Ducasse seemed especially happy posing with Adour’s bubbles. Photo: Steven Richter


          The Ducasse gougères require a great Comté cheese. “Ducasse tastes them whenever he comes to be sure they are right.  Of course Ducasse tastes everything,” Bertineau adds. “I think you’re getting there,” Ducasse told him recently. “We’re on the right road.”


          Sommelier Andre Compeyre’s inspiration to serve great wines by the ounce may appeal to some. An ounce of Chateau Petrus is $48, the same teeny slurp of d’Yquem, just $30. One ounce of La Doucette is a mere $9.  
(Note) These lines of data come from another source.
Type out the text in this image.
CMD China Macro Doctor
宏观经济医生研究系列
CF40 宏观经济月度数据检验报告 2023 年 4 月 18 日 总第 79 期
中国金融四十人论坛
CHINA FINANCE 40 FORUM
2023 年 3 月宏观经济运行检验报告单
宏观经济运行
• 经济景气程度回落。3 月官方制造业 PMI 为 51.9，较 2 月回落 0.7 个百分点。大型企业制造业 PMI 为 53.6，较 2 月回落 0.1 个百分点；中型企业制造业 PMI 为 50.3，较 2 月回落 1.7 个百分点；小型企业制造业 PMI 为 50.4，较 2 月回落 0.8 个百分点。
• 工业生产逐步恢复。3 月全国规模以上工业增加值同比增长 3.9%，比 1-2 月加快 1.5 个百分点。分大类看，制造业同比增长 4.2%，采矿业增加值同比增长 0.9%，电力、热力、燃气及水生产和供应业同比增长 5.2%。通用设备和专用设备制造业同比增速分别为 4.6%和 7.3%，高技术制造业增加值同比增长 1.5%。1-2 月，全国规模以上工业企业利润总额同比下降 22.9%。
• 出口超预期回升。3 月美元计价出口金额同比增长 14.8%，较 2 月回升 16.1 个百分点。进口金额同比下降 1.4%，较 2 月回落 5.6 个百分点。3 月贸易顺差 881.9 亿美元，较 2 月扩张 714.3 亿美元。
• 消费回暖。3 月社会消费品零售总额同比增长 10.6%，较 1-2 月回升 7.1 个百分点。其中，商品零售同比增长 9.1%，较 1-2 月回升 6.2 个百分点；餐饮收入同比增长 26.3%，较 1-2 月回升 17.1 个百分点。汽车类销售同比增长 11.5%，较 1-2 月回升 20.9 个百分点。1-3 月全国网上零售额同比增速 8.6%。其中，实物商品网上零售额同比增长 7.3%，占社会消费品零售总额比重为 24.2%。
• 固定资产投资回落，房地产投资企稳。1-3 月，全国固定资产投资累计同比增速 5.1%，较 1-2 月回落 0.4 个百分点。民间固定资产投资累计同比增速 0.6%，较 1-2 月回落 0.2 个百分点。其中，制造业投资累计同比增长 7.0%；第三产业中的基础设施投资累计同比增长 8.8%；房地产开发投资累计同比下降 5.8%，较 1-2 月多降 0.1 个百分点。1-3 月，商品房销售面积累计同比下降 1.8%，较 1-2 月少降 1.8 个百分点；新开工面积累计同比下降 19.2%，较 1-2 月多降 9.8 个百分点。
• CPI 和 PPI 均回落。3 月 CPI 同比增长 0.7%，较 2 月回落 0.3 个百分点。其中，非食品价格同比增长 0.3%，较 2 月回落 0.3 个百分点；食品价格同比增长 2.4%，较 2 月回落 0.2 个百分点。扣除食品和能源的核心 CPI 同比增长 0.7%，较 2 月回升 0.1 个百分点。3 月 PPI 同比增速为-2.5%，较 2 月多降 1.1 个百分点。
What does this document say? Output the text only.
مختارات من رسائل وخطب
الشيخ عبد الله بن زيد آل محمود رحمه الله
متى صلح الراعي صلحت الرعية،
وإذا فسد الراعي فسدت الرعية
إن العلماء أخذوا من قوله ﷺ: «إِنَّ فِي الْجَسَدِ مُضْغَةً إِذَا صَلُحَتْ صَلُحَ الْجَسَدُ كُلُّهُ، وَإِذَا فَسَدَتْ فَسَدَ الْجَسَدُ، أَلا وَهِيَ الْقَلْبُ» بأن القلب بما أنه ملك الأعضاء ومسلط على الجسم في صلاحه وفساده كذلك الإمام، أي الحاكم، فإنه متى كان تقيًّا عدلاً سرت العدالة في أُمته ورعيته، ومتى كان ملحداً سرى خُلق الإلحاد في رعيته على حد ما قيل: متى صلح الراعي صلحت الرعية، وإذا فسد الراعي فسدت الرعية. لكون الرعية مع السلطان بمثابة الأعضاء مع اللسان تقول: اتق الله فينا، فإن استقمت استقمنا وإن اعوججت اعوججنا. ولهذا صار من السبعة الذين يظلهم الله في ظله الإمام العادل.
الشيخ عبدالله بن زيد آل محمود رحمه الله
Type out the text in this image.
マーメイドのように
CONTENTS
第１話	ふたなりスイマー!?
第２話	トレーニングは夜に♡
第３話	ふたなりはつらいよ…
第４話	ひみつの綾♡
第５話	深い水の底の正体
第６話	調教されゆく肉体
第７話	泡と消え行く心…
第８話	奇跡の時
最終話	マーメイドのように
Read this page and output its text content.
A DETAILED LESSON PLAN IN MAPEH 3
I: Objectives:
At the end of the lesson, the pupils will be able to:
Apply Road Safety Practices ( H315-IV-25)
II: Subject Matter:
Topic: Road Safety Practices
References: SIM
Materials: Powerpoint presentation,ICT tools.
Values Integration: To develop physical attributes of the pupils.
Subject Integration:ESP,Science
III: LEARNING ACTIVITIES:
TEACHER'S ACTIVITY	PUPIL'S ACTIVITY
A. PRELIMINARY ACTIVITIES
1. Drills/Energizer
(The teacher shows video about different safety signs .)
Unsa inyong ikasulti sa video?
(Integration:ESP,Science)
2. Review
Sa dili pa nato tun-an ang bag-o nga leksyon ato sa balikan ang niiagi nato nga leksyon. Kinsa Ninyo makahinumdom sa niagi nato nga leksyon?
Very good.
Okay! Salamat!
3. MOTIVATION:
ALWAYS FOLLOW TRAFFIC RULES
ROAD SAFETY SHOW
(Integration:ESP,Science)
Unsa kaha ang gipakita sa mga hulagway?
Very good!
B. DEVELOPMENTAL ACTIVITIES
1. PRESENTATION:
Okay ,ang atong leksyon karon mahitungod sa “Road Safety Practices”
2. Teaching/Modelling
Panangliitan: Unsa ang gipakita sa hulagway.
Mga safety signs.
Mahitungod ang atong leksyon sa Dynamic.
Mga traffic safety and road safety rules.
Do-it-yourself profteroles and tarte tatin, replaced the pastry cart. Photo: Steven Richter


           The kitchen sends us a baba soaked in Armagnac with the desserts we have ordered. I can’t decide if I’m more taken by the meltingly caramelized tarte tatin or the oval of crème fraîche that I’m mixing into it.  The Benoit profiteroles with vanilla ice cream in a separate bowl are too conceptual for me. All I ask is ice cream in a classic puff with seriously dark chocolate.  These mingy little pâte á choux balls filled with crème patissier require do-it-yourself dipping, therapy perhaps, for a psyche looser than mine.


          Still, I agree it’s definitely on the right road. Just a few little potholes to fix.


          To celebrate the 100th anniversary of Benoit Paris, our local off-shoot plans a May 3 dinner of bistro classics interpreted by Chefs Michael Anthony (Gramercy Tavern), April Bloomfield (The Spotted Pig, The John Dory Oyster Bar, The Breslin Bar & Dining Room) and Michael White (Marea, Ai Fiori, Osteria Morini), who will be joining Bertineau and Pastry Chef Jerome Husson, “along with Alain Ducasse,” the press release adds reverently.  The Michelin-starred conglomateur has vowed he’ll never touch another pot.  Guess we’ll have to settle for his spirit. 


60 West 55th Street between Fifth and Sixth Avenues. 646 943 7373. Lunch Monday through Saturday 11:45 am to 5:30 pm. Dinner Monday through Sunday 5:30 to 11 pm. Brunch Sunday 11:30 am to 3:30 pm.